© Jonathan Borba

Oscar Piastri faces heat after tough Spain race

Oscar Piastri’s subdued fifth place in the Spanish Grand Prix has intensified questions about his form at McLaren, after Nico Rosberg and Jacques Villeneuve said his performances and standing in the paddock have slipped sharply from last year.

Barcelona gave that criticism a clear result to point to. Piastri finished fifth while teammate Lando Norris took third, and one report put the gap between the McLaren drivers at around 35 seconds by the flag. Piastri was unable to fight for the podium on pace and said afterward that grip and tyre wear were the main problems.

Asked if he understood why he had lost so much time, Piastri said: “Not really.” The McLaren driver added that he had tried “many different things” and run into “many different problems,” admitting he was surprised by the scale of the struggle. He said there were moments that felt better, but those gains were usually punished a few laps later, leaving him with what he called “not an easy afternoon.”

Rosberg, the 2016 Formula 1 world champion, was blunt in his assessment on Sky Sports. “Not going too well for him as of late,” he said. Rosberg added that Piastri’s “market value has taken a bit of a plunge in the last weeks and months,” and argued that with “these new regulations, new cars, Oscar is not feeling too comfortable yet.” He said that was unexpected because Piastri had been “really on a par with Lando all the time” last year, whereas “this year Lando has jumped ahead somewhat.”

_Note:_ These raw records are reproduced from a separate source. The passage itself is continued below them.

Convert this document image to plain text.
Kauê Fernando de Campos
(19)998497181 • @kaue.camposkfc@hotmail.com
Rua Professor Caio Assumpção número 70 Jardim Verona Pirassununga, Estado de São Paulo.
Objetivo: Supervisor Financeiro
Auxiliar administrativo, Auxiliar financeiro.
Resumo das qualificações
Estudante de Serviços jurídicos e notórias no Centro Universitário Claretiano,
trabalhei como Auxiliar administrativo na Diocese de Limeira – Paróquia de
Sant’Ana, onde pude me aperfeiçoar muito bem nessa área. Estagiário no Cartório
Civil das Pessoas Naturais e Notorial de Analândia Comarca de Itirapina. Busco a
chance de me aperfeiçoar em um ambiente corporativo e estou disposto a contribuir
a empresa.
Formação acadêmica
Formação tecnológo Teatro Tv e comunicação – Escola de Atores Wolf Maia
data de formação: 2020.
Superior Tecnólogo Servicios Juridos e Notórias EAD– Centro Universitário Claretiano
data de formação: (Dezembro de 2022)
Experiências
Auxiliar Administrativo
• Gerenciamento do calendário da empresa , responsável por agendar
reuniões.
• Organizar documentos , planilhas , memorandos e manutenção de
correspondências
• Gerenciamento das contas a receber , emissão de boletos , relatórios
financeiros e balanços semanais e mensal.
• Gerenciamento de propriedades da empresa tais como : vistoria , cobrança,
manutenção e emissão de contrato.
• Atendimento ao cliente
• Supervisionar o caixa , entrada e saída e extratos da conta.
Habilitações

Jacques Villeneuve, the 1997 Formula 1 world champion, took the criticism further. He said Piastri had been “the talk of the paddock” midway through last season, but then “collapsed” and had not recovered. “And nobody’s talking about him anymore,” Villeneuve said, describing the change as having happened “in the space of what? Like six months? Even less.”

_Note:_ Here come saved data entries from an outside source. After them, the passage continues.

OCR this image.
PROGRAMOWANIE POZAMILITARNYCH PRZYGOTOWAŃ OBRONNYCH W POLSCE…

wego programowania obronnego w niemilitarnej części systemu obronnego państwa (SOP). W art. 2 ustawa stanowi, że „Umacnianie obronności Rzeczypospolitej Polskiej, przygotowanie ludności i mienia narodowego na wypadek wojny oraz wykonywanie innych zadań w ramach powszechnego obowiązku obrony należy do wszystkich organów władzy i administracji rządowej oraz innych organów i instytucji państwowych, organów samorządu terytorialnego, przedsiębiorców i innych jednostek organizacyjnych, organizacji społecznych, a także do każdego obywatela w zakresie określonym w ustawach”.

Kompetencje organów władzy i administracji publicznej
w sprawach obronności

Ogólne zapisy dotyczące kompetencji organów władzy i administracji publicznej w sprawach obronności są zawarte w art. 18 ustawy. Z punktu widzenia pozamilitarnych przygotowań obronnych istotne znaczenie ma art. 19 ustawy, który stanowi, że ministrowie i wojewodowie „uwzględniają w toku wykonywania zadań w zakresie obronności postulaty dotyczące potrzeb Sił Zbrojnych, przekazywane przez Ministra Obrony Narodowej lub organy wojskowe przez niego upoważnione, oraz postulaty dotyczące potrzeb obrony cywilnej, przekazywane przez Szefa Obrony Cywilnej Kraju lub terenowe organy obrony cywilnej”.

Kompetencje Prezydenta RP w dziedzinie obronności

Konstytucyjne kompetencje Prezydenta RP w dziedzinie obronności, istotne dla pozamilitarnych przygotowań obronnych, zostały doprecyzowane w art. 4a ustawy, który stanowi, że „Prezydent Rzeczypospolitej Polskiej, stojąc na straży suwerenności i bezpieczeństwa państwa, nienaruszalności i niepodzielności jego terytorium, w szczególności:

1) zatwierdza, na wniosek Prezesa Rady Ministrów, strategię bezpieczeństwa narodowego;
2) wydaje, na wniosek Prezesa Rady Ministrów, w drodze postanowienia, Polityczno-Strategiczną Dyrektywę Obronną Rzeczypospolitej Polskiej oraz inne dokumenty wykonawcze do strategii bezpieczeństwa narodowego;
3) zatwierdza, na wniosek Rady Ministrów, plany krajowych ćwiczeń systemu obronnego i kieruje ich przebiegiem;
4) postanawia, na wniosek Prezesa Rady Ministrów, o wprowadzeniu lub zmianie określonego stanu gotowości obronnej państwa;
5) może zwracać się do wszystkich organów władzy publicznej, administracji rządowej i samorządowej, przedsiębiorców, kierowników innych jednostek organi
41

The picture is not as straightforward as those verdicts suggest. Across the season so far, the underlying numbers between the McLaren drivers remain close. The summaries show Piastri leading Norris 4-3 in qualifying and 4-3 in race results, with only five points separating them, while both drivers have scored two podium finishes.

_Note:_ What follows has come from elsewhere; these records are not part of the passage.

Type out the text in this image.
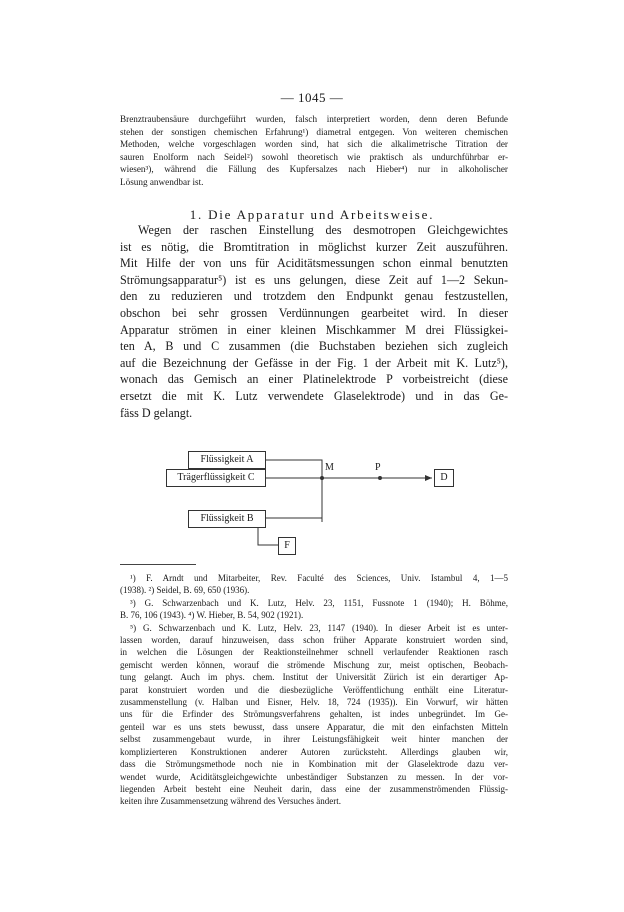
— 1045 —
Brenztraubensäure durchgeführt wurden, falsch interpretiert worden, denn deren Befunde
stehen der sonstigen chemischen Erfahrung¹) diametral entgegen. Von weiteren chemischen
Methoden, welche vorgeschlagen worden sind, hat sich die alkalimetrische Titration der
sauren Enolform nach Seidel²) sowohl theoretisch wie praktisch als undurchführbar er-
wiesen³), während die Fällung des Kupfersalzes nach Hieber⁴) nur in alkoholischer
Lösung anwendbar ist.
1. Die Apparatur und Arbeitsweise.
Wegen der raschen Einstellung des desmotropen Gleichgewichtes
ist es nötig, die Bromtitration in möglichst kurzer Zeit auszuführen.
Mit Hilfe der von uns für Aciditätsmessungen schon einmal benutzten
Strömungsapparatur⁵) ist es uns gelungen, diese Zeit auf 1—2 Sekun-
den zu reduzieren und trotzdem den Endpunkt genau festzustellen,
obschon bei sehr grossen Verdünnungen gearbeitet wird. In dieser
Apparatur strömen in einer kleinen Mischkammer M drei Flüssigkei-
ten A, B und C zusammen (die Buchstaben beziehen sich zugleich
auf die Bezeichnung der Gefässe in der Fig. 1 der Arbeit mit K. Lutz⁵),
wonach das Gemisch an einer Platinelektrode P vorbeistreicht (diese
ersetzt die mit K. Lutz verwendete Glaselektrode) und in das Ge-
fäss D gelangt.
Flüssigkeit A
Trägerflüssigkeit C
Flüssigkeit B
D
F
M	P
¹) F. Arndt und Mitarbeiter, Rev. Faculté des Sciences, Univ. Istambul 4, 1—5
(1938). ²) Seidel, B. 69, 650 (1936).
³) G. Schwarzenbach und K. Lutz, Helv. 23, 1151, Fussnote 1 (1940); H. Böhme,
B. 76, 106 (1943). ⁴) W. Hieber, B. 54, 902 (1921).
⁵) G. Schwarzenbach und K. Lutz, Helv. 23, 1147 (1940). In dieser Arbeit ist es unter-
lassen worden, darauf hinzuweisen, dass schon früher Apparate konstruiert worden sind,
in welchen die Lösungen der Reaktionsteilnehmer schnell verlaufender Reaktionen rasch
gemischt werden können, worauf die strömende Mischung zur, meist optischen, Beobach-
tung gelangt. Auch im phys. chem. Institut der Universität Zürich ist ein derartiger Ap-
parat konstruiert worden und die diesbezügliche Veröffentlichung enthält eine Literatur-
zusammenstellung (v. Halban und Eisner, Helv. 18, 724 (1935)). Ein Vorwurf, wir hätten
uns für die Erfinder des Strömungsverfahrens gehalten, ist indes unbegründet. Im Ge-
genteil war es uns stets bewusst, dass unsere Apparatur, die mit den einfachsten Mitteln
selbst zusammengebaut wurde, in ihrer Leistungsfähigkeit weit hinter manchen der
komplizierteren Konstruktionen anderer Autoren zurücksteht. Allerdings glauben wir,
dass die Strömungsmethode noch nie in Kombination mit der Glaselektrode dazu ver-
wendet wurde, Aciditätsgleichgewichte unbeständiger Substanzen zu messen. In der vor-
liegenden Arbeit besteht eine Neuheit darin, dass eine der zusammenströmenden Flüssig-
keiten ihre Zusammensetzung während des Versuches ändert.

That makes Barcelona significant less because it settles the argument and more because it sharpened it. One difficult weekend can be absorbed, but this one fed an existing sense that Piastri has drifted away from the front fight since his podiums in Japan and Miami. Piastri himself accepted that both he and McLaren need to improve.

The pressure is broader than one driver’s race. McLaren is reported to be 121 points behind Mercedes in the constructors’ championship and 49 behind Ferrari, so a weekend in which Norris reached the podium while Piastri faded only adds to the scrutiny over whether this is a temporary dip or the start of a more serious slide.